Réflexion | 04.2022

Dans la compréhension de cette guerre fratricide entre la Russie et l’Ukraine, le facteur religieux est loin d’être négligeable. Il révèle la dimension nationale, voire nationaliste et l’autocéphalie qui caractérisent les Eglises orthodoxes au risque d’être assujetti au pouvoir politique, tentation à laquelle nos Eglises occidentales ont succombé en leur temps.

Depuis le baptême du prince Vladimir 1er en 988, Kiev est le berceau orthodoxe de l’antique « Rus » vénéré autant par les Ukrainiens que les Russes.
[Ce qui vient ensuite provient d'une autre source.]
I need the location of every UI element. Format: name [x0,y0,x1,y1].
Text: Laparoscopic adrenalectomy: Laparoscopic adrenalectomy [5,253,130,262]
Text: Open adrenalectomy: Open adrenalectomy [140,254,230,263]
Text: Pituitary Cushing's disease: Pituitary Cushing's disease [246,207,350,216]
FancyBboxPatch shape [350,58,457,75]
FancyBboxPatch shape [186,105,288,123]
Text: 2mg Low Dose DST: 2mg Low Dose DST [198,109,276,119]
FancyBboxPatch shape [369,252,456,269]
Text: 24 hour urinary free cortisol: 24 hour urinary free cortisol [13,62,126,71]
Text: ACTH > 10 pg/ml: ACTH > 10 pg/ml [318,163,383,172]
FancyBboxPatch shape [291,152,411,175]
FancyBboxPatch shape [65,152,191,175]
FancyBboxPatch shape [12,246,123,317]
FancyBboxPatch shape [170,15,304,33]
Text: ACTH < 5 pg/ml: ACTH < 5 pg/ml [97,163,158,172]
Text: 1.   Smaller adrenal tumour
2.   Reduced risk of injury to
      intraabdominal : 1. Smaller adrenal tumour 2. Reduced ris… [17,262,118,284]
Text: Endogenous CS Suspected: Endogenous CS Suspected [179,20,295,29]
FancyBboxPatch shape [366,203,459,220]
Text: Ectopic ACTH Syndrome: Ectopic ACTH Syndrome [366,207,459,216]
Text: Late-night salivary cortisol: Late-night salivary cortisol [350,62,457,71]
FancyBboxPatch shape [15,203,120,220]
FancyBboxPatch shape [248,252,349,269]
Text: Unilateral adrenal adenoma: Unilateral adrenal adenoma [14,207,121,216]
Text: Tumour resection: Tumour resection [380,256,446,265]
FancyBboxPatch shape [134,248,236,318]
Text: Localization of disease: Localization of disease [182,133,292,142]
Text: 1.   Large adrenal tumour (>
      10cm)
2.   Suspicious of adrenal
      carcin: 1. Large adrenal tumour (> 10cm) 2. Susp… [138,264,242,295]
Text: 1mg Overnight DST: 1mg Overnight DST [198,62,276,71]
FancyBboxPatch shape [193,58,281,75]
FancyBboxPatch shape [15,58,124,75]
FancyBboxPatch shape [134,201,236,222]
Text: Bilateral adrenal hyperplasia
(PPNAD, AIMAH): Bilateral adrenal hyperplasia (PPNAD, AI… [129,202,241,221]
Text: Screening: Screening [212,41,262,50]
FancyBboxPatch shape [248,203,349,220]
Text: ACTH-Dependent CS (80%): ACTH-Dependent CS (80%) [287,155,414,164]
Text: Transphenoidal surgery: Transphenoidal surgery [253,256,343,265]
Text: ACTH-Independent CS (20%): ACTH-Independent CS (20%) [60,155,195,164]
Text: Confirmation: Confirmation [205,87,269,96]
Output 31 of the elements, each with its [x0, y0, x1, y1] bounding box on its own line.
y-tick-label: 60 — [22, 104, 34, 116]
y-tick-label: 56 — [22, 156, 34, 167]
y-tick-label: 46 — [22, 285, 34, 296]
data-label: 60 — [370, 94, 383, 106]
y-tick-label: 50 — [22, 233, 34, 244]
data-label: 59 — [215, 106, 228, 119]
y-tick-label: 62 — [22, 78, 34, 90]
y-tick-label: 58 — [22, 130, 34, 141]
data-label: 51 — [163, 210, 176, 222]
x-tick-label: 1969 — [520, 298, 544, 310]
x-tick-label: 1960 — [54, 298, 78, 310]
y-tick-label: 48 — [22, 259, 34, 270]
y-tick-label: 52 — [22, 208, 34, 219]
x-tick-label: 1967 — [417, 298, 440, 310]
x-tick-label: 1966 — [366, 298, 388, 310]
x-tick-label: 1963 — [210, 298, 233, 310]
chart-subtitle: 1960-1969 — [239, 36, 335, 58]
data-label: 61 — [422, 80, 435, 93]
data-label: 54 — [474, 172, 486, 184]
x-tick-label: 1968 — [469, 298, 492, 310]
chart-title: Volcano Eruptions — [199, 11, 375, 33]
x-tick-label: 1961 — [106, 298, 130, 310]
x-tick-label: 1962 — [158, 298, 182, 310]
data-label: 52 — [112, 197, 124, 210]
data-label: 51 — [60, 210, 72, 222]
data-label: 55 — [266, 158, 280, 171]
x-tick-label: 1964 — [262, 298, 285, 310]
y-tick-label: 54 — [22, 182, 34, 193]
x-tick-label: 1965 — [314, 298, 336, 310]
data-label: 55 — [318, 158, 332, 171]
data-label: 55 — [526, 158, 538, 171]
La laure des catacombes en est sans doute le lieu le plus visité : un ensemble d’églises aux coupoles dorées recouvre des grottes creusées au XIème siècle par les moines fondateurs, Antoine et Théodose, afin d’y vivre en ermites[1]. La laure haute, celle des églises est propriété du gouvernement ukrainien tandis que les catacombes dépendent du patriarcat de Moscou. Depuis l’invasion de la Crimée en 2014, l’Eglise d’Ukraine a revendiqué une autocéphalie reconnue en 2018 par le patriarche de Constantinople et dont se réjouissait le président Petro Porochenko. Deux semaines plus tard, le président russe Vladimir Poutine participait pour la première fois au synode des évêques avec Kirill 1er, « patriarche de Moscou et de toutes les Russies » – entendez la Grande Russie, la petite (L’Ukraine) et a blanche (la Biélorussie). Le 6 mars dernier, il a justifié dans un sermon enflammé aux accents complotistes, l’offensive de Poutine au nom de la défense du Donbass et surtout de la lutte contre « un pouvoir mondial » promouvant l’homosexualité « condamnée par la Parole de Dieu »[2]. Devant cette dérive autocratique du gouvernement russe et son soutien inconditionnel du patriarche de Moscou, de nombreuses Eglises affiliées à ce patriarcat vivent un réel malaise et font le choix de rejoindre l’Eglise autocéphale en Ukraine et le patriarcat de Constantinople pour celles qui sont en diaspora en Occident. Le 20 mars, son patriarche Bartholomée a déploré les ravages humains de la guerre et a appelé « à l’arrêt imédiat des hostilités ».

En Suisse romande, l’université de Fribourg a pris acte de la démission à contre-cœur du métropolite Hilarion, porte-parole du patriarche Kirill tandis que plusieurs fidèles de l’église orthodoxe de Vevey ont décidé de se retirer de leur Eglise.  Proche de Genève, le centre de Chambésy, affilié quant à lui au patriarcat de Constantinople depuis plus de cinquante ans, se veut accueillant aux réfugiés ukrainiens. Il leur propose le samedi matin, une liturgie pour trouver paix, consolation et réconciliation[3]. Chargée de cours en science des religions et spécialiste de la diaspora orthodoxe à l’Université de Fribourg, Maria Haemmerli analyse cette initiative comme fidèle à son ethos et à son histoire. « Dans les années 1960, les fondateurs du centre – russes au demeurant – avaient envie de voir naître une orthodoxie locale qui s’émancipe des couleurs ethniques pour s’ouvrir à la culture occidentale ».

 Ce combat entre David et Goliath démontre en tout cas la force de résistance d’un peuple face au délire totalitaire d’un nostalgique de l’empire soviétique. Il révèle la profonde et lointaine déchirure entre l’Orient et l’Occident, deux mondes avec deux visions antagonistes où la religion est souvent instrumentalisée mais où des pages de sainteté continuent de s’écrire comme au cœur de tout conflit.                                                                                                                                                               Alain Viret


[1] https://fr.wikipedia.org/wiki/Laure_des_Grottes_de_Kiev

[2] https://doc-catho.la-croix.com/6-mars-2022-Declaration-patriarche-Kirill-terme-Divine-liturgie-2022-03-18-1201205674

[3] comme le fait le p. Sviatoslav Horetskyi pour les communautés de l’Eglise gréco-catholique d’Ukraine à Genève et Lausanne.